At their Fall Winter 2025 Haute Couture presentation, Viktor&Rolf turned duality into performance. Titled ‘Angry Birds’, the collection featured fifteen mirrored pairs of looks, each a study in contrast, symmetry, and transformation. Across thirty all-black silhouettes, the designers choreographed an interplay of presence and absence, where volume became attitude and absence became declaration.
COUTURE COLLECTIONS
Each pair consisted of two technically identical garments: one exuberantly inflated with cascades of vividly colored feathers, the other featherless and bare, reduced to its unembellished form. In the first, feathers burst into form, electric blues, fiery reds, and sulfur yellows swirled into dramatic silhouettes, layered with custom headpieces by Stephen Jones. The second was stripped down: same cut, same construction, minus the spectacle. Devoid of volume, it read as its own quiet doppelgänger, a silhouette softened and deflated.

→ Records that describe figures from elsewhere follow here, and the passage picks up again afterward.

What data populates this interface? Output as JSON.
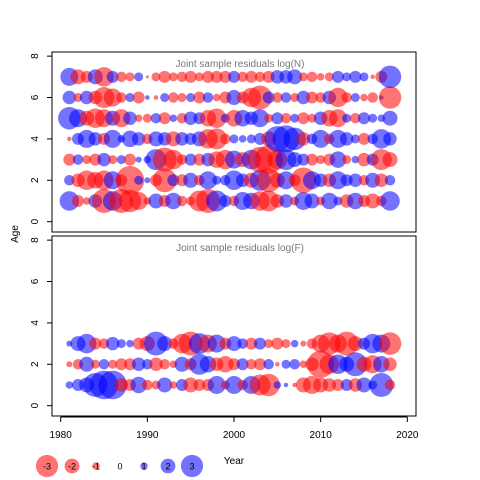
{
  "figure": {
    "ylabel": "Age",
    "xlabel": "Year",
    "legend_values": [
      "-3",
      "-2",
      "-1",
      "0",
      "1",
      "2",
      "3"
    ]
  },
  "colors": {
    "positive": "#0000ff",
    "negative": "#ff0000",
    "alpha": 0.55
  },
  "chart_data": [
    {
      "type": "scatter",
      "subtype": "bubble",
      "title": "Joint sample residuals log(N)",
      "xlabel": "Year",
      "ylabel": "Age",
      "xlim": [
        1979,
        2021
      ],
      "ylim": [
        -0.5,
        8.2
      ],
      "yticks": [
        "0",
        "2",
        "4",
        "6",
        "8"
      ],
      "grid": false,
      "bubble_size": "abs(residual), sign by color (blue=positive, red=negative)",
      "years": [
        1981,
        1982,
        1983,
        1984,
        1985,
        1986,
        1987,
        1988,
        1989,
        1990,
        1991,
        1992,
        1993,
        1994,
        1995,
        1996,
        1997,
        1998,
        1999,
        2000,
        2001,
        2002,
        2003,
        2004,
        2005,
        2006,
        2007,
        2008,
        2009,
        2010,
        2011,
        2012,
        2013,
        2014,
        2015,
        2016,
        2017,
        2018
      ],
      "rows": [
        {
          "age": 1,
          "residuals": [
            1.3,
            -0.8,
            -0.5,
            0.9,
            -1.6,
            1.3,
            -1.6,
            -1.5,
            -1.2,
            -0.5,
            1.0,
            -0.8,
            1.1,
            -0.7,
            -0.6,
            -1.4,
            -1.6,
            1.4,
            0.8,
            -0.7,
            1.2,
            1.1,
            -1.3,
            -1.4,
            -0.9,
            0.9,
            -0.6,
            1.2,
            1.0,
            -0.6,
            1.1,
            0.6,
            -0.9,
            1.1,
            -0.8,
            -1.0,
            -0.7,
            1.3
          ]
        },
        {
          "age": 2,
          "residuals": [
            0.7,
            -0.9,
            -1.3,
            -1.1,
            -1.3,
            1.2,
            -0.8,
            -1.9,
            0.6,
            0.4,
            -0.8,
            -1.6,
            0.8,
            -0.8,
            1.0,
            -0.7,
            1.2,
            0.6,
            0.7,
            1.3,
            0.9,
            -1.0,
            1.4,
            -1.6,
            -1.0,
            1.2,
            -0.8,
            -1.7,
            1.2,
            0.9,
            -0.9,
            1.2,
            0.8,
            0.9,
            -0.7,
            1.0,
            -0.9,
            0.7
          ]
        },
        {
          "age": 3,
          "residuals": [
            -0.8,
            0.7,
            -0.6,
            -0.8,
            0.9,
            -0.6,
            0.6,
            -0.8,
            0.4,
            0.5,
            1.4,
            -1.6,
            -1.3,
            -0.7,
            0.8,
            -0.8,
            0.9,
            -1.1,
            -1.3,
            1.2,
            -1.0,
            1.3,
            -1.7,
            -1.9,
            -1.3,
            1.4,
            1.0,
            0.8,
            -0.8,
            -0.6,
            -0.8,
            1.1,
            -0.6,
            0.5,
            -0.9,
            0.8,
            -1.4,
            -1.0
          ]
        },
        {
          "age": 4,
          "residuals": [
            -0.3,
            0.8,
            1.2,
            0.9,
            -0.8,
            1.2,
            0.5,
            1.1,
            0.9,
            -0.7,
            1.0,
            0.9,
            -1.0,
            0.9,
            0.8,
            1.0,
            -1.3,
            -1.4,
            -0.7,
            0.6,
            0.5,
            0.6,
            0.8,
            -1.0,
            1.7,
            1.8,
            1.5,
            -0.9,
            0.7,
            1.2,
            -0.7,
            1.2,
            0.9,
            0.6,
            -0.8,
            0.7,
            1.3,
            0.9
          ]
        },
        {
          "age": 5,
          "residuals": [
            1.5,
            1.2,
            -1.0,
            -1.3,
            -1.2,
            1.0,
            -1.2,
            0.9,
            -0.5,
            -0.6,
            0.7,
            -0.8,
            0.5,
            -0.7,
            0.9,
            0.8,
            -1.1,
            -1.3,
            0.6,
            -1.1,
            1.1,
            0.9,
            1.2,
            -0.6,
            0.8,
            -0.7,
            0.6,
            -0.8,
            -0.6,
            0.9,
            -1.1,
            -1.2,
            0.6,
            -0.7,
            0.8,
            0.6,
            0.5,
            1.0
          ]
        },
        {
          "age": 6,
          "residuals": [
            0.9,
            -0.6,
            0.9,
            -0.9,
            -1.4,
            -1.2,
            -0.7,
            0.6,
            -0.8,
            0.3,
            -0.3,
            0.6,
            -0.7,
            -0.6,
            0.6,
            -0.8,
            0.7,
            -0.5,
            -0.8,
            1.0,
            -0.8,
            -1.3,
            -1.6,
            0.8,
            -0.7,
            0.7,
            -0.6,
            0.9,
            -0.8,
            -0.7,
            0.9,
            -1.3,
            -0.7,
            0.6,
            -0.5,
            -0.7,
            0.3,
            -1.5
          ]
        },
        {
          "age": 7,
          "residuals": [
            1.2,
            -1.0,
            -0.8,
            1.0,
            -1.3,
            0.8,
            -0.7,
            -0.6,
            0.6,
            -0.2,
            -0.6,
            -0.8,
            -0.6,
            -0.7,
            -0.8,
            -0.6,
            -0.8,
            -0.8,
            -0.8,
            0.8,
            -0.7,
            -0.8,
            -0.7,
            -0.8,
            0.9,
            0.9,
            1.0,
            -0.6,
            -0.7,
            -0.5,
            -0.6,
            0.8,
            0.6,
            0.8,
            0.6,
            -0.3,
            -0.8,
            1.5
          ]
        }
      ]
    },
    {
      "type": "scatter",
      "subtype": "bubble",
      "title": "Joint sample residuals log(F)",
      "xlabel": "Year",
      "ylabel": "Age",
      "xlim": [
        1979,
        2021
      ],
      "ylim": [
        -0.5,
        8.2
      ],
      "yticks": [
        "0",
        "2",
        "4",
        "6",
        "8"
      ],
      "xticks": [
        "1980",
        "1990",
        "2000",
        "2010",
        "2020"
      ],
      "grid": false,
      "bubble_size": "abs(residual), sign by color (blue=positive, red=negative)",
      "years": [
        1981,
        1982,
        1983,
        1984,
        1985,
        1986,
        1987,
        1988,
        1989,
        1990,
        1991,
        1992,
        1993,
        1994,
        1995,
        1996,
        1997,
        1998,
        1999,
        2000,
        2001,
        2002,
        2003,
        2004,
        2005,
        2006,
        2007,
        2008,
        2009,
        2010,
        2011,
        2012,
        2013,
        2014,
        2015,
        2016,
        2017,
        2018
      ],
      "rows": [
        {
          "age": 1,
          "residuals": [
            0.5,
            0.8,
            1.0,
            1.6,
            1.9,
            1.9,
            -0.9,
            -0.8,
            1.1,
            -0.7,
            -0.6,
            1.0,
            -0.5,
            0.8,
            -1.0,
            -0.8,
            -0.8,
            1.2,
            -0.6,
            1.2,
            -0.7,
            1.2,
            -1.4,
            -1.5,
            0.5,
            0.3,
            -0.3,
            -1.0,
            -1.2,
            -1.0,
            -0.9,
            -0.8,
            0.8,
            -0.9,
            1.0,
            0.6,
            1.6,
            -0.7
          ]
        },
        {
          "age": 2,
          "residuals": [
            -0.4,
            -0.7,
            1.0,
            -0.6,
            0.7,
            -0.6,
            -0.8,
            -0.8,
            0.9,
            0.7,
            -0.9,
            -0.7,
            -0.5,
            1.0,
            -0.8,
            1.4,
            1.1,
            -0.9,
            -1.1,
            -0.8,
            0.8,
            -0.7,
            -0.8,
            0.7,
            -0.3,
            0.6,
            0.7,
            -0.5,
            -0.9,
            -1.8,
            -1.3,
            1.3,
            1.0,
            1.6,
            -1.0,
            -1.2,
            1.1,
            -0.9
          ]
        },
        {
          "age": 3,
          "residuals": [
            0.4,
            1.0,
            1.3,
            -0.8,
            -0.7,
            0.9,
            0.6,
            0.5,
            -0.8,
            -1.0,
            1.6,
            1.0,
            -0.7,
            -1.3,
            -1.6,
            1.4,
            -1.2,
            1.2,
            -0.8,
            1.0,
            0.7,
            -0.8,
            0.8,
            -0.6,
            -0.8,
            -0.6,
            0.5,
            -0.4,
            -0.7,
            -1.2,
            -1.5,
            -1.2,
            -1.6,
            -1.0,
            0.8,
            1.3,
            1.2,
            -1.5
          ]
        }
      ]
    }
  ]
}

The juxtaposition was surgical in its precision. Viktor&Rolf offered more than visual trickery, they revealed how closely excess and subtlety are entwined. What begins as an explosion of theatrical grandeur gives way to intimacy. When the feathers fall away, so does the posturing. In their absence, the design becomes a whisper rather than a scream.

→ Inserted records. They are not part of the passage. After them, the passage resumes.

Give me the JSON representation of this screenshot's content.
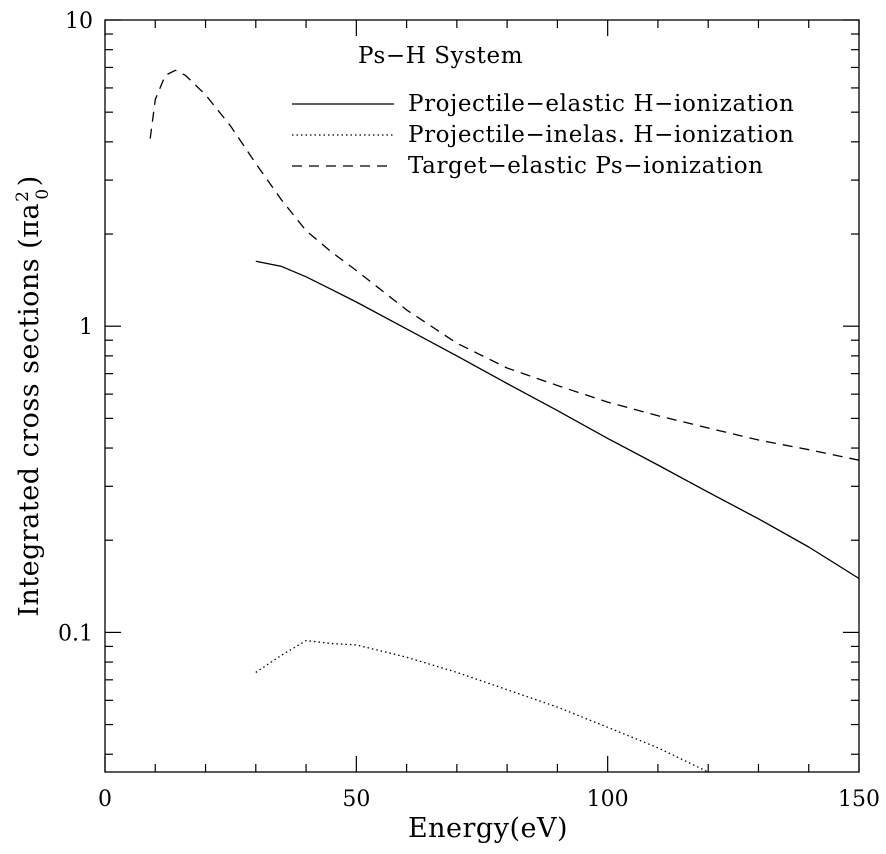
{
  "chart_data": {
    "type": "line",
    "title": "Ps−H System",
    "xlabel": "Energy(eV)",
    "ylabel": "Integrated cross sections (πa",
    "ylabel_sup": "2",
    "ylabel_sub": "0",
    "ylabel_close": ")",
    "xlim": [
      0,
      150
    ],
    "ylim": [
      0.035,
      10
    ],
    "yscale": "log",
    "grid": false,
    "legend_position": "top-right",
    "x_ticks": [
      {
        "value": 0,
        "label": "0"
      },
      {
        "value": 50,
        "label": "50"
      },
      {
        "value": 100,
        "label": "100"
      },
      {
        "value": 150,
        "label": "150"
      }
    ],
    "y_ticks": [
      {
        "value": 0.1,
        "label": "0.1"
      },
      {
        "value": 1,
        "label": "1"
      },
      {
        "value": 10,
        "label": "10"
      }
    ],
    "series": [
      {
        "name": "Projectile−elastic H−ionization",
        "style": "solid",
        "x": [
          30,
          35,
          40,
          45,
          50,
          60,
          70,
          80,
          90,
          100,
          110,
          120,
          130,
          140,
          150
        ],
        "y": [
          1.63,
          1.57,
          1.45,
          1.32,
          1.2,
          0.98,
          0.8,
          0.65,
          0.53,
          0.43,
          0.352,
          0.287,
          0.235,
          0.19,
          0.15
        ]
      },
      {
        "name": "Projectile−inelas. H−ionization",
        "style": "dotted",
        "x": [
          30,
          35,
          40,
          45,
          50,
          60,
          70,
          80,
          90,
          100,
          110,
          120
        ],
        "y": [
          0.074,
          0.084,
          0.094,
          0.092,
          0.091,
          0.083,
          0.074,
          0.065,
          0.057,
          0.049,
          0.042,
          0.035
        ]
      },
      {
        "name": "Target−elastic Ps−ionization",
        "style": "dashed",
        "x": [
          9,
          10,
          12,
          14,
          16,
          20,
          25,
          30,
          35,
          40,
          45,
          50,
          60,
          70,
          80,
          90,
          100,
          110,
          120,
          130,
          140,
          150
        ],
        "y": [
          4.1,
          5.5,
          6.6,
          6.85,
          6.6,
          5.7,
          4.5,
          3.4,
          2.6,
          2.05,
          1.75,
          1.52,
          1.13,
          0.88,
          0.73,
          0.64,
          0.565,
          0.51,
          0.465,
          0.425,
          0.395,
          0.365
        ]
      }
    ]
  }
}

But the choice of feathers as structure, not decoration, is what pushed the collection into a more conceptual space. These weren’t traditional plumes; they were cruelty-free, fabric-based trompe-l’oeil creations that turned the decorative into the architectural. Referencing the legacy of plumassier Monsieur Lemarié, Viktor&Rolf treated the air between the feathers as vital as the feathers themselves. Their couture lived in that space, elastic, shapeshifting, performative.

The reference to their FW98–99 debut couture collection was not incidental. Then too, Viktor&Rolf experimented with grand forms stripped bare, testing what remains when scale is subtracted. But ‘Angry Birds’ pushed the idea further. The puffed silhouettes were not grotesque; they were on the verge of release, as if mid-transformation. Their dual presence suggested garments caught between stages, emotional and physical molting.
Completed with custom satin heels by Christian Louboutin, the looks held an eerie elegance. Despite their theatricality, they did not feel distant. The feathered versions were not just louder, hey were about to take flight. Their counterparts remained grounded, shadows of what they could become. In that tension, Viktor&Rolf revealed the paradox of haute couture: its ability to hold contradiction, to be both outlandish and deeply personal.

‘Angry Birds’ may sound like a provocation, but here it was also prophecy, these garments weren’t just angry, they were restless. Ready to escape the confines of spectacle, they dared to exist in both states at once.